Findings from the new study were published recently in Nature Communications through an article titled “High-resolution label-free 3D mapping of extracellular pH of single living cells.”
“It is becoming clear that an acidic extracellular pH plays an essential role in cancer cell progression, invasiveness, and resistance to therapy,” explained senior study investigator Yuri Korchev, PhD, professor of biophysics at Imperial College London.
The researchers originally designed the new sensor as a nanopipette ionic field-effect transistor—where gates control the flow of ions in the nanopipette instead of electrons. However, while this tackled issues around pH sensitivity and spatial resolution, the device readings still took a few seconds to respond to pH changes due to ionic Coulomb blockade effects hampering the diffusion rate of ions.
Interestingly, the solution that the research team proposes is to incorporate a zwitterionic membrane to enable faster responses. By using a twin-barrel nanopipette with the membrane in just one of the barrels the researchers were able to use the other barrel as a scanning ionic conductance microscope (SICM) for simultaneous topological measurements.
“We report on a zwitterionic label-free pH nanoprobe that addresses these long-standing challenges. The probe has a sensitivity > 0.01 units, 2 ms response time, and 50 nm spatial resolution,” the authors wrote. “The platform was integrated into a double-barrel nanoprobe combining pH sensing with feedback-controlled distance dependence via Scanning Ion Conductance Microscopy. This allows for the simultaneous 3D topographical imaging and extracellular pH (pHe) monitoring of living cancer cells.”

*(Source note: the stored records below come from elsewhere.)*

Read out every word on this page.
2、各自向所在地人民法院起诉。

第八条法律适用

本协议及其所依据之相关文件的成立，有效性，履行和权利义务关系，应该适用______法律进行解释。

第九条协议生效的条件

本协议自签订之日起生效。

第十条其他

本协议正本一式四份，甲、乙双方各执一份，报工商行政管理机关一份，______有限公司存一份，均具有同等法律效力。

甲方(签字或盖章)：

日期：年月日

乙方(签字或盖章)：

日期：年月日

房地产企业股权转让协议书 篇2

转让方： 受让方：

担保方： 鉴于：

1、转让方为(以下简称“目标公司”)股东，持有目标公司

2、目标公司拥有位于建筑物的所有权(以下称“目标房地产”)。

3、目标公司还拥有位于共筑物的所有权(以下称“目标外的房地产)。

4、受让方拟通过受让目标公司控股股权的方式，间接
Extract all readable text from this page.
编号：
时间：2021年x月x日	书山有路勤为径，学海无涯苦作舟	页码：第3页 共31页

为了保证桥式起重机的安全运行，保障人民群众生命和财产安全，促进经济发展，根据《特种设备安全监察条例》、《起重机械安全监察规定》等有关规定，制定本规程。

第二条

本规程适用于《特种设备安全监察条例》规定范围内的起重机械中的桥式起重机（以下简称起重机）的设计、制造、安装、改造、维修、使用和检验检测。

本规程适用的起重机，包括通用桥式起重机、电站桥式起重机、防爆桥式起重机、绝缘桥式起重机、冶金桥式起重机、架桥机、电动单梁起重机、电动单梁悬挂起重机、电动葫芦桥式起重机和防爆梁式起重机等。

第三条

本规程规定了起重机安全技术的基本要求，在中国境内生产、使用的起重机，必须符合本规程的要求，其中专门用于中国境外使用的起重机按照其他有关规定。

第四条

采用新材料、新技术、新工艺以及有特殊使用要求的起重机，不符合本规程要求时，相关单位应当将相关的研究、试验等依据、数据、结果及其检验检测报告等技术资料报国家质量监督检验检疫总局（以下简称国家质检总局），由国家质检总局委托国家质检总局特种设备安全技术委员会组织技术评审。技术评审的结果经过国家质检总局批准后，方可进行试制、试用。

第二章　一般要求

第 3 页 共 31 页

The team tested the device on live cancer cells and showed how the device could pick up on increases in extracellular pH from invasive phenotypes of breast cancer cells that had been deprived of estrogen. They could also detect pH changes from algae exposed to sunlight, caused by the uptake of inorganic carbon in photosynthesis, as well as identifying heterogeneities in aggressive melanoma cells from high-resolution pH maps.
Highlighting the real-time feedback-controlled dynamic 3D mapping of extracellular pH that their tool allows, and the heterogeneities of cancer cells that it can detect “label-free and at subcellular resolution,” the researchers noted. “This method could help with cancer diagnosis, prognosis, and in evaluating acidic targeted therapies.”
The most commonly used pH probes at present are based on microelectrodes that are quite large in comparison to the scale of the pH fluctuations of interest in studies of extracellular pH. Alternatives have been based on changes in the fluorescence of molecules, nuclear magnetic resonance imaging, and positron emission computed tomography. However, monitoring fluorescence is subject to background noise and photobleaching, and the other techniques have poor spatial resolution and raise difficulties in quantification because they are based on the distribution of probes within tissue.
By using a nanopipette as an ionic field effect transistor, the researchers were able to overcome most of the issues limiting previous techniques. However mutual same charge repulsion leads to the Coulomb blockade effect, which starts to inhibit the diffusion of positively charged protonated water molecules in the nanopipette and this slows down the response time.